Да и у Тарасевны всё-то вертелось в голове странное одно подозренье: что же он себе кого получше не облюбовал? Воспитательницу детского сада, например. Та – и моложе, и упитанней; что уродилась – то уродилась. И юбки у неё – цыганские, в крупных завлекательных цветках: не учительские – серые, тёмные. И глаза – по чайному блюдцу… Нет, определённо, есть в бригадире тайный какой-то изъян! Телесный, наверно… А иначе – на что ему Тарасевна, чопорная девица-перестарок? Хорошо зарабатывающему, обстоятельному, в институт на заочное обучение поступившему? Да ни на что!..
Это её подозренье крепло месяц от месяца. И бригадир посматривал на неё всё насторожённей, всё отчуждённее, что почему-то сердило Тарасевну, и беспокоило, и доводило до крайней нервичности. А тут влетел в чужую комнату – этот; никем не званый, к столу не приглашённый – мизерный: трень-брень…
Будущий муж обидел её сноровисто и сразу: сказал в строительном общежитии, вихляясь, помахивая гитарой, схваченной за горло:
– С кислой мордочкой гуляете, мадам? Вижу, каменщики для вас – мелкий народишко?.. Ну, понятно: вам больших начальников подавай!.. Даже за такого, как я, небось не выйдешь, училка? Удельный вес не подходящий? Не тот калибр?.. Ладно! Толкуй детям про бескорыстную любовь. И высматривай себе директора с портфелем!.. А мы не заплачем, не боись: не выйдешь – не надо, не больно-то и хотелось.
– А почему же не выйду? – возмутилась вдруг Тарасевна на давней той вечеринке, засмотревшись в чёрную гитарную дыру, раскачивающуюся перед нею.

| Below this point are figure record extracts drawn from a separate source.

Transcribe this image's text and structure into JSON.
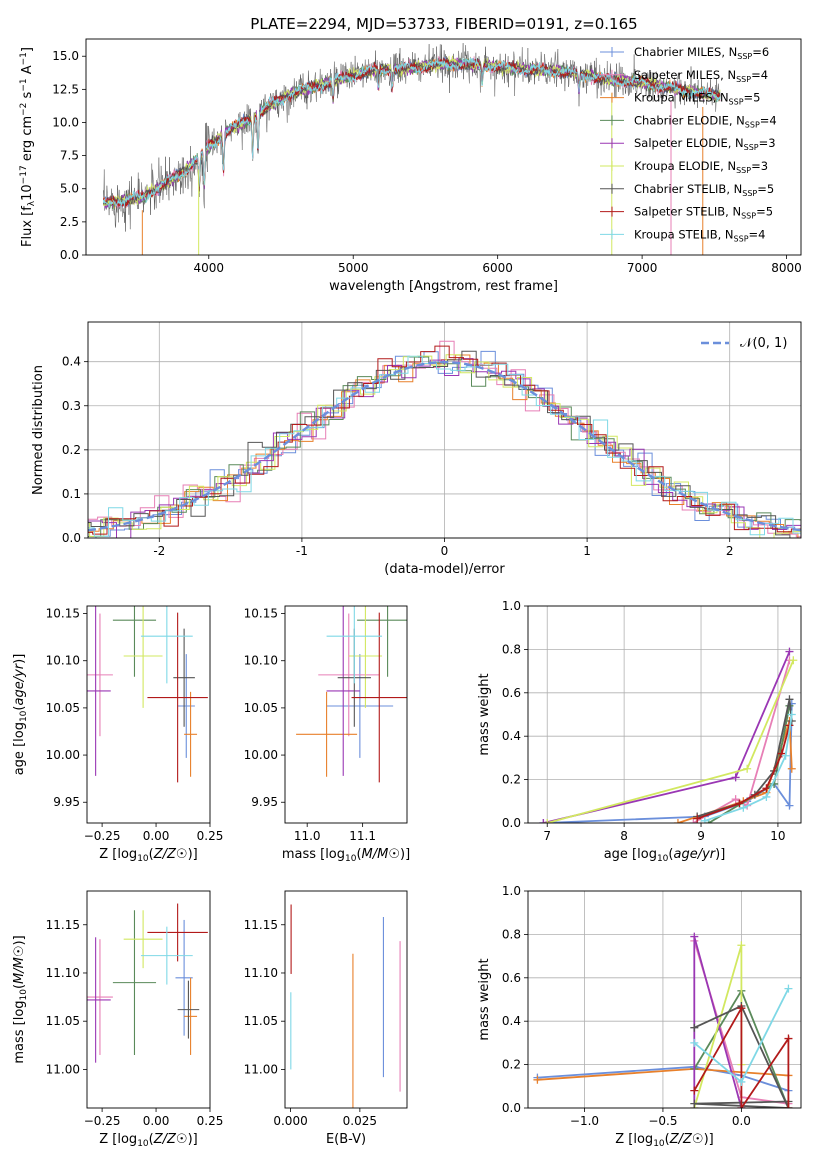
{
  "figure": {
    "title": "PLATE=2294, MJD=53733, FIBERID=0191, z=0.165"
  },
  "colors": {
    "Chabrier MILES": "#6b8fdb",
    "Salpeter MILES": "#e77fb6",
    "Kroupa MILES": "#e8802b",
    "Chabrier ELODIE": "#5a8a5a",
    "Salpeter ELODIE": "#9a37b4",
    "Kroupa ELODIE": "#d2e860",
    "Chabrier STELIB": "#555555",
    "Salpeter STELIB": "#b21a1a",
    "Kroupa STELIB": "#7fd8e6",
    "gauss": "#6b8fdb"
  },
  "chart_data": [
    {
      "id": "spectrum",
      "type": "line",
      "title": "PLATE=2294, MJD=53733, FIBERID=0191, z=0.165",
      "xlabel": "wavelength [Angstrom, rest frame]",
      "ylabel": "Flux [f_λ 10^-17 erg cm^-2 s^-1 A^-1]",
      "xlim": [
        3150,
        8100
      ],
      "ylim": [
        0,
        16.3
      ],
      "xticks": [
        4000,
        5000,
        6000,
        7000,
        8000
      ],
      "yticks": [
        0.0,
        2.5,
        5.0,
        7.5,
        10.0,
        12.5,
        15.0
      ],
      "xrange_data": [
        3270,
        7540
      ],
      "continuum": {
        "x": [
          3270,
          3400,
          3550,
          3700,
          3850,
          3950,
          4050,
          4150,
          4300,
          4450,
          4600,
          4800,
          5000,
          5200,
          5400,
          5600,
          5800,
          6000,
          6200,
          6400,
          6600,
          6800,
          7000,
          7200,
          7400,
          7540
        ],
        "y": [
          3.9,
          4.1,
          4.4,
          5.4,
          6.5,
          7.7,
          8.6,
          9.5,
          10.3,
          11.5,
          12.3,
          12.9,
          13.6,
          14.0,
          14.1,
          14.4,
          14.4,
          14.2,
          14.0,
          13.9,
          13.6,
          13.2,
          13.0,
          12.6,
          12.2,
          12.0
        ]
      },
      "series": [
        {
          "name": "Chabrier MILES, N_SSP=6",
          "label": "Chabrier MILES, N",
          "nssp": "6"
        },
        {
          "name": "Salpeter MILES, N_SSP=4",
          "label": "Salpeter MILES, N",
          "nssp": "4"
        },
        {
          "name": "Kroupa MILES, N_SSP=5",
          "label": "Kroupa MILES, N",
          "nssp": "5"
        },
        {
          "name": "Chabrier ELODIE, N_SSP=4",
          "label": "Chabrier ELODIE, N",
          "nssp": "4"
        },
        {
          "name": "Salpeter ELODIE, N_SSP=3",
          "label": "Salpeter ELODIE, N",
          "nssp": "3"
        },
        {
          "name": "Kroupa ELODIE, N_SSP=3",
          "label": "Kroupa ELODIE, N",
          "nssp": "3"
        },
        {
          "name": "Chabrier STELIB, N_SSP=5",
          "label": "Chabrier STELIB, N",
          "nssp": "5"
        },
        {
          "name": "Salpeter STELIB, N_SSP=5",
          "label": "Salpeter STELIB, N",
          "nssp": "5"
        },
        {
          "name": "Kroupa STELIB, N_SSP=4",
          "label": "Kroupa STELIB, N",
          "nssp": "4"
        }
      ],
      "subscript": "SSP"
    },
    {
      "id": "residuals",
      "type": "histogram",
      "xlabel": "(data-model)/error",
      "ylabel": "Normed distribution",
      "xlim": [
        -2.5,
        2.5
      ],
      "ylim": [
        0,
        0.49
      ],
      "xticks": [
        -2,
        -1,
        0,
        1,
        2
      ],
      "yticks": [
        0.0,
        0.1,
        0.2,
        0.3,
        0.4
      ],
      "grid": true,
      "bin_width": 0.1,
      "gauss_label": "𝒩(0, 1)",
      "legend": "top-right"
    },
    {
      "id": "age-vs-Z",
      "type": "errorbar",
      "xlabel": "Z [log10(Z/Z☉)]",
      "ylabel": "age  [log10(age/yr)]",
      "xlim": [
        -0.32,
        0.25
      ],
      "ylim": [
        9.928,
        10.158
      ],
      "xticks": [
        -0.25,
        0.0,
        0.25
      ],
      "xticklabels": [
        "−0.25",
        "0.00",
        "0.25"
      ],
      "yticks": [
        9.95,
        10.0,
        10.05,
        10.1,
        10.15
      ],
      "points": [
        {
          "s": "Chabrier MILES",
          "x": 0.14,
          "xe": 0.04,
          "y": 10.052,
          "ye": 0.055
        },
        {
          "s": "Salpeter MILES",
          "x": -0.26,
          "xe": 0.06,
          "y": 10.085,
          "ye": 0.065
        },
        {
          "s": "Kroupa MILES",
          "x": 0.16,
          "xe": 0.03,
          "y": 10.022,
          "ye": 0.045
        },
        {
          "s": "Chabrier ELODIE",
          "x": -0.1,
          "xe": 0.1,
          "y": 10.143,
          "ye": 0.06
        },
        {
          "s": "Salpeter ELODIE",
          "x": -0.28,
          "xe": 0.07,
          "y": 10.068,
          "ye": 0.09
        },
        {
          "s": "Kroupa ELODIE",
          "x": -0.06,
          "xe": 0.09,
          "y": 10.105,
          "ye": 0.055
        },
        {
          "s": "Chabrier STELIB",
          "x": 0.13,
          "xe": 0.05,
          "y": 10.082,
          "ye": 0.052
        },
        {
          "s": "Salpeter STELIB",
          "x": 0.1,
          "xe": 0.14,
          "y": 10.061,
          "ye": 0.09
        },
        {
          "s": "Kroupa STELIB",
          "x": 0.05,
          "xe": 0.12,
          "y": 10.126,
          "ye": 0.05
        }
      ]
    },
    {
      "id": "age-vs-mass",
      "type": "errorbar",
      "xlabel": "mass [log10(M/M☉)]",
      "xlim": [
        10.96,
        11.18
      ],
      "ylim": [
        9.928,
        10.158
      ],
      "xticks": [
        11.0,
        11.1
      ],
      "xticklabels": [
        "11.0",
        "11.1"
      ],
      "yticks": [
        9.95,
        10.0,
        10.05,
        10.1,
        10.15
      ],
      "points": [
        {
          "s": "Chabrier MILES",
          "x": 11.095,
          "xe": 0.06,
          "y": 10.052,
          "ye": 0.055
        },
        {
          "s": "Salpeter MILES",
          "x": 11.075,
          "xe": 0.055,
          "y": 10.085,
          "ye": 0.065
        },
        {
          "s": "Kroupa MILES",
          "x": 11.035,
          "xe": 0.055,
          "y": 10.022,
          "ye": 0.045
        },
        {
          "s": "Chabrier ELODIE",
          "x": 11.145,
          "xe": 0.055,
          "y": 10.143,
          "ye": 0.06
        },
        {
          "s": "Salpeter ELODIE",
          "x": 11.065,
          "xe": 0.03,
          "y": 10.068,
          "ye": 0.09
        },
        {
          "s": "Kroupa ELODIE",
          "x": 11.105,
          "xe": 0.03,
          "y": 10.105,
          "ye": 0.055
        },
        {
          "s": "Chabrier STELIB",
          "x": 11.085,
          "xe": 0.03,
          "y": 10.082,
          "ye": 0.052
        },
        {
          "s": "Salpeter STELIB",
          "x": 11.13,
          "xe": 0.05,
          "y": 10.061,
          "ye": 0.09
        },
        {
          "s": "Kroupa STELIB",
          "x": 11.085,
          "xe": 0.05,
          "y": 10.126,
          "ye": 0.05
        }
      ]
    },
    {
      "id": "weight-vs-age",
      "type": "line",
      "xlabel": "age  [log10(age/yr)]",
      "ylabel": "mass weight",
      "xlim": [
        6.75,
        10.3
      ],
      "ylim": [
        0,
        1.0
      ],
      "xticks": [
        7,
        8,
        9,
        10
      ],
      "yticks": [
        0.0,
        0.2,
        0.4,
        0.6,
        0.8,
        1.0
      ],
      "grid": true,
      "series": [
        {
          "s": "Chabrier MILES",
          "x": [
            6.95,
            9.05,
            9.6,
            9.95,
            10.15,
            10.18
          ],
          "y": [
            0.0,
            0.03,
            0.1,
            0.18,
            0.08,
            0.55
          ]
        },
        {
          "s": "Salpeter MILES",
          "x": [
            8.9,
            9.45,
            9.6,
            10.15
          ],
          "y": [
            0.0,
            0.11,
            0.08,
            0.75
          ]
        },
        {
          "s": "Kroupa MILES",
          "x": [
            8.7,
            9.55,
            9.85,
            10.15,
            10.18
          ],
          "y": [
            0.0,
            0.1,
            0.14,
            0.47,
            0.25
          ]
        },
        {
          "s": "Chabrier ELODIE",
          "x": [
            9.1,
            9.95,
            10.15
          ],
          "y": [
            0.0,
            0.18,
            0.54
          ]
        },
        {
          "s": "Salpeter ELODIE",
          "x": [
            6.95,
            9.45,
            10.15
          ],
          "y": [
            0.0,
            0.21,
            0.79
          ]
        },
        {
          "s": "Kroupa ELODIE",
          "x": [
            7.0,
            9.6,
            10.2
          ],
          "y": [
            0.0,
            0.25,
            0.75
          ]
        },
        {
          "s": "Chabrier STELIB",
          "x": [
            8.95,
            9.5,
            9.7,
            9.95,
            10.15,
            10.18
          ],
          "y": [
            0.03,
            0.09,
            0.13,
            0.24,
            0.57,
            0.47
          ]
        },
        {
          "s": "Salpeter STELIB",
          "x": [
            8.95,
            9.5,
            9.85,
            10.05,
            10.15
          ],
          "y": [
            0.02,
            0.09,
            0.16,
            0.32,
            0.45
          ]
        },
        {
          "s": "Kroupa STELIB",
          "x": [
            9.05,
            9.55,
            9.85,
            10.1,
            10.18
          ],
          "y": [
            0.01,
            0.07,
            0.12,
            0.31,
            0.5
          ]
        }
      ]
    },
    {
      "id": "mass-vs-Z",
      "type": "errorbar",
      "xlabel": "Z [log10(Z/Z☉)]",
      "ylabel": "mass [log10(M/M☉)]",
      "xlim": [
        -0.32,
        0.25
      ],
      "ylim": [
        10.96,
        11.185
      ],
      "xticks": [
        -0.25,
        0.0,
        0.25
      ],
      "xticklabels": [
        "−0.25",
        "0.00",
        "0.25"
      ],
      "yticks": [
        11.0,
        11.05,
        11.1,
        11.15
      ],
      "points": [
        {
          "s": "Chabrier MILES",
          "x": 0.13,
          "xe": 0.04,
          "y": 11.095,
          "ye": 0.06
        },
        {
          "s": "Salpeter MILES",
          "x": -0.26,
          "xe": 0.06,
          "y": 11.075,
          "ye": 0.06
        },
        {
          "s": "Kroupa MILES",
          "x": 0.16,
          "xe": 0.03,
          "y": 11.055,
          "ye": 0.04
        },
        {
          "s": "Chabrier ELODIE",
          "x": -0.1,
          "xe": 0.1,
          "y": 11.09,
          "ye": 0.075
        },
        {
          "s": "Salpeter ELODIE",
          "x": -0.28,
          "xe": 0.07,
          "y": 11.072,
          "ye": 0.065
        },
        {
          "s": "Kroupa ELODIE",
          "x": -0.06,
          "xe": 0.09,
          "y": 11.135,
          "ye": 0.03
        },
        {
          "s": "Chabrier STELIB",
          "x": 0.15,
          "xe": 0.05,
          "y": 11.062,
          "ye": 0.03
        },
        {
          "s": "Salpeter STELIB",
          "x": 0.1,
          "xe": 0.14,
          "y": 11.142,
          "ye": 0.03
        },
        {
          "s": "Kroupa STELIB",
          "x": 0.05,
          "xe": 0.12,
          "y": 11.118,
          "ye": 0.03
        }
      ]
    },
    {
      "id": "mass-vs-ebv",
      "type": "errorbar",
      "xlabel": "E(B-V)",
      "xlim": [
        -0.002,
        0.042
      ],
      "ylim": [
        10.96,
        11.185
      ],
      "xticks": [
        0.0,
        0.025
      ],
      "xticklabels": [
        "0.000",
        "0.025"
      ],
      "yticks": [
        11.0,
        11.05,
        11.1,
        11.15
      ],
      "points": [
        {
          "s": "Chabrier MILES",
          "x": 0.0335,
          "xe": 0.0,
          "y": 11.075,
          "ye": 0.083
        },
        {
          "s": "Salpeter MILES",
          "x": 0.0395,
          "xe": 0.0,
          "y": 11.055,
          "ye": 0.078
        },
        {
          "s": "Kroupa MILES",
          "x": 0.0225,
          "xe": 0.0,
          "y": 11.02,
          "ye": 0.1
        },
        {
          "s": "Salpeter STELIB",
          "x": 0.0002,
          "xe": 0.0,
          "y": 11.135,
          "ye": 0.036
        },
        {
          "s": "Kroupa STELIB",
          "x": 0.0001,
          "xe": 0.0,
          "y": 11.04,
          "ye": 0.04
        }
      ]
    },
    {
      "id": "weight-vs-Z",
      "type": "line",
      "xlabel": "Z [log10(Z/Z☉)]",
      "ylabel": "mass weight",
      "xlim": [
        -1.36,
        0.38
      ],
      "ylim": [
        0,
        1.0
      ],
      "xticks": [
        -1.0,
        -0.5,
        0.0
      ],
      "xticklabels": [
        "−1.0",
        "−0.5",
        "0.0"
      ],
      "yticks": [
        0.0,
        0.2,
        0.4,
        0.6,
        0.8,
        1.0
      ],
      "grid": true,
      "series": [
        {
          "s": "Chabrier MILES",
          "x": [
            -1.3,
            -0.3,
            0.0,
            0.3
          ],
          "y": [
            0.14,
            0.19,
            0.15,
            0.08
          ]
        },
        {
          "s": "Salpeter MILES",
          "x": [
            -0.3,
            0.0,
            0.3
          ],
          "y": [
            0.77,
            0.05,
            0.02
          ]
        },
        {
          "s": "Kroupa MILES",
          "x": [
            -1.3,
            -0.3,
            0.3
          ],
          "y": [
            0.13,
            0.18,
            0.15
          ]
        },
        {
          "s": "Chabrier ELODIE",
          "x": [
            -0.3,
            0.0,
            0.3
          ],
          "y": [
            0.18,
            0.54,
            0.0
          ]
        },
        {
          "s": "Salpeter ELODIE",
          "x": [
            -0.3,
            -0.3,
            0.0
          ],
          "y": [
            0.0,
            0.79,
            0.0
          ]
        },
        {
          "s": "Kroupa ELODIE",
          "x": [
            -0.3,
            0.0,
            0.0
          ],
          "y": [
            0.0,
            0.75,
            0.2
          ]
        },
        {
          "s": "Chabrier STELIB",
          "x": [
            -0.3,
            0.0,
            0.3,
            -0.3,
            0.3
          ],
          "y": [
            0.37,
            0.47,
            0.0,
            0.02,
            0.03
          ]
        },
        {
          "s": "Salpeter STELIB",
          "x": [
            -0.3,
            0.0,
            0.0,
            0.3,
            0.3
          ],
          "y": [
            0.08,
            0.46,
            0.0,
            0.32,
            0.0
          ]
        },
        {
          "s": "Kroupa STELIB",
          "x": [
            -0.3,
            0.0,
            0.3
          ],
          "y": [
            0.3,
            0.12,
            0.55
          ]
        }
      ]
    }
  ]
}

Она, помнится, подняла глаза кверху – от чёрной дыры к белому свежему потолку, ощупала языком вставной пластмассовый зуб… Подумав с минуту всего, Тарасевна выкрикнула затем строго и отважно:
– Возьму – и выйду!
Он ударил по струнам всеми пятью пальцами, – аккорд получился дребезжащий, – и ухмыльнулся с лихим прищуром:
– Беру! Уговорила…
– Ты сковородку взять пришёл, а не училку! – окоротил его было пожилой скучный каменщик, сидящий на своей койке с бутылкою молока в татуированной руке. – Забыл?.. В танцы втёрся. Вьётся тут ужом… Пошёл вон! Выкидыш…
Испуганная воспитательница детского сада перестала щупать пластинки возле проигрывателя и сказала пожилому назидательно:
– Пожалуйста, без драк! А то будет, как вчера. Давайте лучше споём! Все вместе! И!.. – взмахнула она подолом цветной своей юбки. – «Мой адрес – не дом и не улица, мой адрес – Советский Союз, мой адрес – не дом…»

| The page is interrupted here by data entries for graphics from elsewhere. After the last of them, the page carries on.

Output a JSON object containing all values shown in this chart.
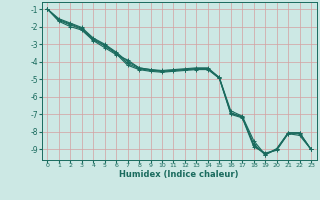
{
  "xlabel": "Humidex (Indice chaleur)",
  "background_color": "#cce8e4",
  "grid_color": "#d4a0a0",
  "line_color": "#1a6b5e",
  "xlim": [
    -0.5,
    23.5
  ],
  "ylim": [
    -9.6,
    -0.6
  ],
  "yticks": [
    -1,
    -2,
    -3,
    -4,
    -5,
    -6,
    -7,
    -8,
    -9
  ],
  "xticks": [
    0,
    1,
    2,
    3,
    4,
    5,
    6,
    7,
    8,
    9,
    10,
    11,
    12,
    13,
    14,
    15,
    16,
    17,
    18,
    19,
    20,
    21,
    22,
    23
  ],
  "x": [
    0,
    1,
    2,
    3,
    4,
    5,
    6,
    7,
    8,
    9,
    10,
    11,
    12,
    13,
    14,
    15,
    16,
    17,
    18,
    19,
    20,
    21,
    22,
    23
  ],
  "series": [
    [
      -1.0,
      -1.7,
      -2.0,
      -2.2,
      -2.8,
      -3.2,
      -3.6,
      -3.9,
      -4.35,
      -4.45,
      -4.55,
      -4.5,
      -4.45,
      -4.4,
      -4.4,
      -4.9,
      -6.8,
      -7.1,
      -8.5,
      -9.3,
      -8.95,
      -8.05,
      -8.05,
      -9.0
    ],
    [
      -1.0,
      -1.65,
      -1.9,
      -2.15,
      -2.75,
      -3.1,
      -3.55,
      -4.2,
      -4.45,
      -4.55,
      -4.6,
      -4.55,
      -4.5,
      -4.45,
      -4.45,
      -4.95,
      -6.9,
      -7.15,
      -8.75,
      -9.3,
      -9.0,
      -8.1,
      -8.1,
      -9.0
    ],
    [
      -1.0,
      -1.6,
      -1.85,
      -2.1,
      -2.7,
      -3.05,
      -3.5,
      -4.1,
      -4.4,
      -4.5,
      -4.55,
      -4.5,
      -4.45,
      -4.4,
      -4.4,
      -4.95,
      -7.0,
      -7.2,
      -8.85,
      -9.2,
      -9.05,
      -8.1,
      -8.2,
      -9.0
    ],
    [
      -1.0,
      -1.55,
      -1.8,
      -2.05,
      -2.65,
      -3.0,
      -3.45,
      -4.0,
      -4.35,
      -4.45,
      -4.5,
      -4.45,
      -4.4,
      -4.35,
      -4.35,
      -4.9,
      -6.95,
      -7.15,
      -8.7,
      -9.25,
      -9.0,
      -8.05,
      -8.05,
      -9.0
    ]
  ]
}
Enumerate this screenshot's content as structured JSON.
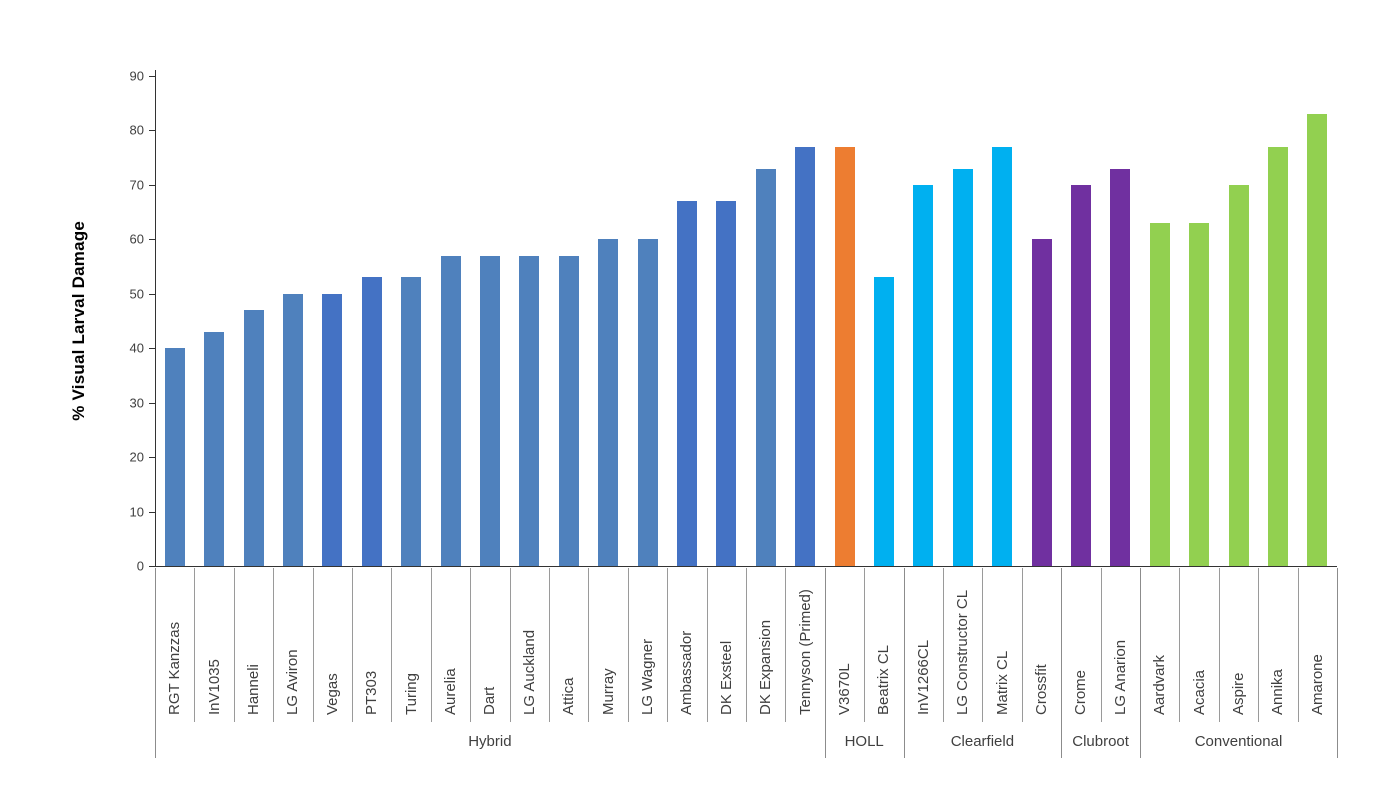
{
  "chart_data": {
    "type": "bar",
    "title": "",
    "xlabel": "",
    "ylabel": "% Visual Larval Damage",
    "ylim": [
      0,
      90
    ],
    "yticks": [
      0,
      10,
      20,
      30,
      40,
      50,
      60,
      70,
      80,
      90
    ],
    "grid": false,
    "legend_position": "none",
    "bar_colors_legend": {
      "hybrid_muted_blue": "#4F81BD",
      "hybrid_vivid_blue": "#4472C4",
      "holl_orange": "#ED7D31",
      "clearfield_cyan": "#00B0F0",
      "clubroot_purple": "#7030A0",
      "conventional_green": "#92D050"
    },
    "categories": [
      {
        "label": "RGT Kanzzas",
        "value": 40,
        "color": "#4F81BD",
        "group": "Hybrid"
      },
      {
        "label": "InV1035",
        "value": 43,
        "color": "#4F81BD",
        "group": "Hybrid"
      },
      {
        "label": "Hanneli",
        "value": 47,
        "color": "#4F81BD",
        "group": "Hybrid"
      },
      {
        "label": "LG Aviron",
        "value": 50,
        "color": "#4F81BD",
        "group": "Hybrid"
      },
      {
        "label": "Vegas",
        "value": 50,
        "color": "#4472C4",
        "group": "Hybrid"
      },
      {
        "label": "PT303",
        "value": 53,
        "color": "#4472C4",
        "group": "Hybrid"
      },
      {
        "label": "Turing",
        "value": 53,
        "color": "#4F81BD",
        "group": "Hybrid"
      },
      {
        "label": "Aurelia",
        "value": 57,
        "color": "#4F81BD",
        "group": "Hybrid"
      },
      {
        "label": "Dart",
        "value": 57,
        "color": "#4F81BD",
        "group": "Hybrid"
      },
      {
        "label": "LG Auckland",
        "value": 57,
        "color": "#4F81BD",
        "group": "Hybrid"
      },
      {
        "label": "Attica",
        "value": 57,
        "color": "#4F81BD",
        "group": "Hybrid"
      },
      {
        "label": "Murray",
        "value": 60,
        "color": "#4F81BD",
        "group": "Hybrid"
      },
      {
        "label": "LG Wagner",
        "value": 60,
        "color": "#4F81BD",
        "group": "Hybrid"
      },
      {
        "label": "Ambassador",
        "value": 67,
        "color": "#4472C4",
        "group": "Hybrid"
      },
      {
        "label": "DK Exsteel",
        "value": 67,
        "color": "#4472C4",
        "group": "Hybrid"
      },
      {
        "label": "DK Expansion",
        "value": 73,
        "color": "#4F81BD",
        "group": "Hybrid"
      },
      {
        "label": "Tennyson (Primed)",
        "value": 77,
        "color": "#4472C4",
        "group": "Hybrid"
      },
      {
        "label": "V3670L",
        "value": 77,
        "color": "#ED7D31",
        "group": "HOLL"
      },
      {
        "label": "Beatrix CL",
        "value": 53,
        "color": "#00B0F0",
        "group": "HOLL"
      },
      {
        "label": "InV1266CL",
        "value": 70,
        "color": "#00B0F0",
        "group": "Clearfield"
      },
      {
        "label": "LG Constructor CL",
        "value": 73,
        "color": "#00B0F0",
        "group": "Clearfield"
      },
      {
        "label": "Matrix CL",
        "value": 77,
        "color": "#00B0F0",
        "group": "Clearfield"
      },
      {
        "label": "Crossfit",
        "value": 60,
        "color": "#7030A0",
        "group": "Clearfield"
      },
      {
        "label": "Crome",
        "value": 70,
        "color": "#7030A0",
        "group": "Clubroot"
      },
      {
        "label": "LG Anarion",
        "value": 73,
        "color": "#7030A0",
        "group": "Clubroot"
      },
      {
        "label": "Aardvark",
        "value": 63,
        "color": "#92D050",
        "group": "Conventional"
      },
      {
        "label": "Acacia",
        "value": 63,
        "color": "#92D050",
        "group": "Conventional"
      },
      {
        "label": "Aspire",
        "value": 70,
        "color": "#92D050",
        "group": "Conventional"
      },
      {
        "label": "Annika",
        "value": 77,
        "color": "#92D050",
        "group": "Conventional"
      },
      {
        "label": "Amarone",
        "value": 83,
        "color": "#92D050",
        "group": "Conventional"
      }
    ],
    "groups": [
      {
        "label": "Hybrid",
        "count": 17
      },
      {
        "label": "HOLL",
        "count": 2
      },
      {
        "label": "Clearfield",
        "count": 4
      },
      {
        "label": "Clubroot",
        "count": 2
      },
      {
        "label": "Conventional",
        "count": 5
      }
    ]
  }
}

Но молодые ребята песню про «не дом» не подхватили. Они оживились за столом – широкоплечие, обветренные и уже выпившие немного без бригадира за свой День строителя:
– А что? Муж намечается – хоть куда! И муку развешивает, и гонор соблюдает… Давай, Сталинка! Вперёд!
Нарядные и весёлые, строители нарочно подзадоривали неприступную учительницу, потому что не поверили её словам.
– Не проворонь жениха… Ты погляди, чуб у него какой! Наотлёт, в кольцо… За такого любая побежит.
– Глаз он туманит – с прицелом. Танцует – с притопом. Не то, что наш бугор… А играет как?! Жахнул по струнам – и девка его.
– В общем, парень не плохой! – смеялись они, перемигиваясь. – …Только ссытся и глухой.
Тогда-то, осердившись на всех, решила Тарасевна уже окончательно: выйдет она замуж за кладовщика этого осмеянного, и семья у неё образуется такая, что всем на зависть: правильная очень… И вот, совсем пустой оказался человек, её тщедушный муж с мучнистым личиком, – хвастун и выпивоха.
Расходились они плохо: он стоял на своём! Соглашался только, чтобы учительскую двухкомнатную квартиру её они разменяли бы так: ей с ребёнком – комнату в бараке, а ему – отдельную квартиру однокомнатную, но большую – и не иначе. Думал, что Тарасевна струсит. А она не струсила! Ушла с маленькой Галей в барак, да и всё. Пускай живёт бесстыдник на просторе! Один! Если совесть ему позволяет…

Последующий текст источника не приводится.